Old crop tightness is stilling boosting the soy complex. Thursday’s USDA Export Sales report stated 2013/14 bean and product sales above forecasts, thereby emphasizing current demand strength. Domestic supplies look rather inadequate, so prices are rising to ration demand. Traders also view the new-crop situation as bullish. July soybeans climbed 5.75 cents to $15.245/bushel in early Friday action, while July soyoil moved up 0.11 cents to 40.97 cents/pound, and July soymeal lifted $3.7 to $505.2/ton.

Short-covering and bean strength are likely spurring wheat gains. The wheat markets are still suffering from forecasts for a global glut in late 2014 and 2015. Talk that high-priced U.S. grain is being shunned by importers is also hurting domestic markets. However, prices rose modestly overnight, which probably reflected spillover bean strength and short-covering in the wake of recent losses. July CBOT wheat futures bounced 3.25 cents to $6.625/bushel shortly after dawn Friday, while July KCBT wheat rallied 2.25 cents to $7.54, and July MWE futures added 3.0 cents to $7.34.

Cash weakness is weighing on CME cattle futures. Although beef prices rose again Thursday, country cattle prices suffered another sizeable decline. That news, along with trader expectations for more of the same through early summer, depressed Chicago prices as well. June cattle slipped 0.27 cents to 137.32 cents/pound soon after sunrise Friday, while December slid 0.05 cents to 145.40. Meanwhile, August feeder cattle skidded 0.22 to 195.15 cents/pound, and October sank 0.32 cents to 196.17.

Cash and wholesale losses continue undercutting hog futures. After rallying strongly in response to good news Wednesday, CME lean hog futures have fallen sharply since that time. Sustained weakness in cash and wholesale values has almost surely caused the drop, since the summer contracts were trading at substantial premiums to spot quotes. June hog futures dove 1.20 cents to 116.40 cents/pound in early Friday action, while December tumbled 0.50 to 94.55.
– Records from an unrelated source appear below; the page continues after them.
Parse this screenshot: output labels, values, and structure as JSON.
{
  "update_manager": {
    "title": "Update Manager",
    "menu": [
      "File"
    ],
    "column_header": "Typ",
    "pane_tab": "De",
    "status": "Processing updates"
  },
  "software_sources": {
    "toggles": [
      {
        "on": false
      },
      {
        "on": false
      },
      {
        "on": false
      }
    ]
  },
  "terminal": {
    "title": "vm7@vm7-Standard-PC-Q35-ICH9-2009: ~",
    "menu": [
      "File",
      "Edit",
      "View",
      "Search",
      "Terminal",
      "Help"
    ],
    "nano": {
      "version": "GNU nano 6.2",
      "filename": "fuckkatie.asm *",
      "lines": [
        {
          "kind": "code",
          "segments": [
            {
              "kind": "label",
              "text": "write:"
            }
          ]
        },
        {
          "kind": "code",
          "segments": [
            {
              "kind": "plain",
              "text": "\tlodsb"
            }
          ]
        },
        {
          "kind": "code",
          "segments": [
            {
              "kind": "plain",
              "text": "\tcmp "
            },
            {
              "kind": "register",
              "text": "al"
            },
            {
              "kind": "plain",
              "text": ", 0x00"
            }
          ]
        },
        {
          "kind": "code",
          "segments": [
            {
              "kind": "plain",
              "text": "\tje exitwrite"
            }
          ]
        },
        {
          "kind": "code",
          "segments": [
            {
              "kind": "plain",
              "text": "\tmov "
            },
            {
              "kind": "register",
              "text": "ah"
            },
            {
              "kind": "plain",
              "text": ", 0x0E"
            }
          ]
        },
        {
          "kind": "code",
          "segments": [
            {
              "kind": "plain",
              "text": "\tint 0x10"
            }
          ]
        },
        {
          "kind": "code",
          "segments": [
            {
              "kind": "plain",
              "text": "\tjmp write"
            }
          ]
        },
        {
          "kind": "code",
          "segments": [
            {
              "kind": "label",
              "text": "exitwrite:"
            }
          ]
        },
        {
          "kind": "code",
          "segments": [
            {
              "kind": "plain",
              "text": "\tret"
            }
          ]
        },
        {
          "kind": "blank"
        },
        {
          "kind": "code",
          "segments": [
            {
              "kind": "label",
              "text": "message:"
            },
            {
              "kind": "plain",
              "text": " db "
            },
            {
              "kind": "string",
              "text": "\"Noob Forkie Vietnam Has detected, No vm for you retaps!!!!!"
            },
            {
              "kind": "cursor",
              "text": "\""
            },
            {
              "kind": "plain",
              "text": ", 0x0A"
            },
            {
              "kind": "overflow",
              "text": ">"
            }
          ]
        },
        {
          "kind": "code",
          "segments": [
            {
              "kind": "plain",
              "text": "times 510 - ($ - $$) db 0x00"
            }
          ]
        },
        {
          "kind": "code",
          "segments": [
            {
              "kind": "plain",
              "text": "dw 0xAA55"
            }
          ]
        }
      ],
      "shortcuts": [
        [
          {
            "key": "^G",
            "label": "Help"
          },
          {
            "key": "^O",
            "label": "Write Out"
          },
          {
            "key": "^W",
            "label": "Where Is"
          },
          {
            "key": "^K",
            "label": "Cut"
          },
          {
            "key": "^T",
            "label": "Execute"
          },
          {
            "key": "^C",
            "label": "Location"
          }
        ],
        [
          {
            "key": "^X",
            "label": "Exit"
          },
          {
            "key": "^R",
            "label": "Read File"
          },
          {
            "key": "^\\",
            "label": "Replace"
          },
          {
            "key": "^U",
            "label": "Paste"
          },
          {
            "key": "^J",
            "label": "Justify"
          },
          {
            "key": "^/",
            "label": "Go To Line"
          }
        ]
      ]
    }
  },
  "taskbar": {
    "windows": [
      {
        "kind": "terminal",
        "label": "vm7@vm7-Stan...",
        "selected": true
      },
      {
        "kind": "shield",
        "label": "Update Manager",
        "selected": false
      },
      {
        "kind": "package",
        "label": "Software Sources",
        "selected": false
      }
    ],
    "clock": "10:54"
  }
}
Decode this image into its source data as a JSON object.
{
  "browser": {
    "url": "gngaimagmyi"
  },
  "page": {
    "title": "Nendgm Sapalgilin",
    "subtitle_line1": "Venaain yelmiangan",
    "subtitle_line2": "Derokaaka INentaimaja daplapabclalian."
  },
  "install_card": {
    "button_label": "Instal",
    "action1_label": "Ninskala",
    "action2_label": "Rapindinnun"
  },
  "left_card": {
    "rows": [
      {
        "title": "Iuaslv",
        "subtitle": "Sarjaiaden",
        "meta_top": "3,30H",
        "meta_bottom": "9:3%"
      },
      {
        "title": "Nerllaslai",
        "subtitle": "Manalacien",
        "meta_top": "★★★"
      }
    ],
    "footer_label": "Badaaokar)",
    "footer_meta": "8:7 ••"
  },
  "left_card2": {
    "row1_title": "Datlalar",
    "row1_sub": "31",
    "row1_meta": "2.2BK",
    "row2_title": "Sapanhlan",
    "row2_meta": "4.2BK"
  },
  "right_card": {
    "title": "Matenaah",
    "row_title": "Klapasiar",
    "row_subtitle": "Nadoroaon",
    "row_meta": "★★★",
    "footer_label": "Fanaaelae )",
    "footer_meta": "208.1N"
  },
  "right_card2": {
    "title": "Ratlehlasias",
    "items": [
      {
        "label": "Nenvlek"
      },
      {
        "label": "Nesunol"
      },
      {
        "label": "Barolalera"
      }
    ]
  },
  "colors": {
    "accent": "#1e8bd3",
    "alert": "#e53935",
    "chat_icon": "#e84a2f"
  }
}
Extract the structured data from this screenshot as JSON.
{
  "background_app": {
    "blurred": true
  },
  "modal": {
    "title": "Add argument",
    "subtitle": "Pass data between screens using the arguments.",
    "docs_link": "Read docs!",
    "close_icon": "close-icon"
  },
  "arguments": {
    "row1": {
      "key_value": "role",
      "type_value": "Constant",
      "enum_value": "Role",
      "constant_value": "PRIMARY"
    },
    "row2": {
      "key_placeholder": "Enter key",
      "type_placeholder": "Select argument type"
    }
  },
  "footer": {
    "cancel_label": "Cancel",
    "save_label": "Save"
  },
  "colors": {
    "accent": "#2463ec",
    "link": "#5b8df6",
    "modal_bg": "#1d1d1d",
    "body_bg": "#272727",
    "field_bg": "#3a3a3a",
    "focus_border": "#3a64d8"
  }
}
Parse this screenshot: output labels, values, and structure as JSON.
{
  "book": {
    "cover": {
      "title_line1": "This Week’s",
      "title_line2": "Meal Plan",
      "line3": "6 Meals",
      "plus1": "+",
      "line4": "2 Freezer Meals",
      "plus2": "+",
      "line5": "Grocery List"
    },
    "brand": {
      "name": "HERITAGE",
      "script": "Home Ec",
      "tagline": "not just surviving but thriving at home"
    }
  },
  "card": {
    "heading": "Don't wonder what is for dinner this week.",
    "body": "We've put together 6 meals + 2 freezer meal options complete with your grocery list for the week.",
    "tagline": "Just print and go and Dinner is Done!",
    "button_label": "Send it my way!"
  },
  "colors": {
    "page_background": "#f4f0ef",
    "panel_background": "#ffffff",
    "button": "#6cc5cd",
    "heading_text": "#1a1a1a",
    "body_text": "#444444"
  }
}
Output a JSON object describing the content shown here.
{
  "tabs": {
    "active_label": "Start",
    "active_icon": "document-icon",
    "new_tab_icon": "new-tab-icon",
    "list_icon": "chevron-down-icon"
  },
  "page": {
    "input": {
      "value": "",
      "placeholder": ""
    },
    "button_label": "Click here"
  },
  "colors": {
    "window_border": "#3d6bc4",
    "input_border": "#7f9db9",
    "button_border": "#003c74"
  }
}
Cotton remains under downward pressure Friday morning. Thursday’s Export Sales report looked quite bullish since the result easily topped bullish expectations. However, after soaring on the news, but cotton futures reversed to the downside once again. This seemingly bodes ill for the short-term price outlook, especially with Texas cotton acres expected to be blessed with major rains this weekend. July cotton fell 0.49 cents to 87.29 cents/pound early Friday morning, while December cotton lost 0.32 to 80.41.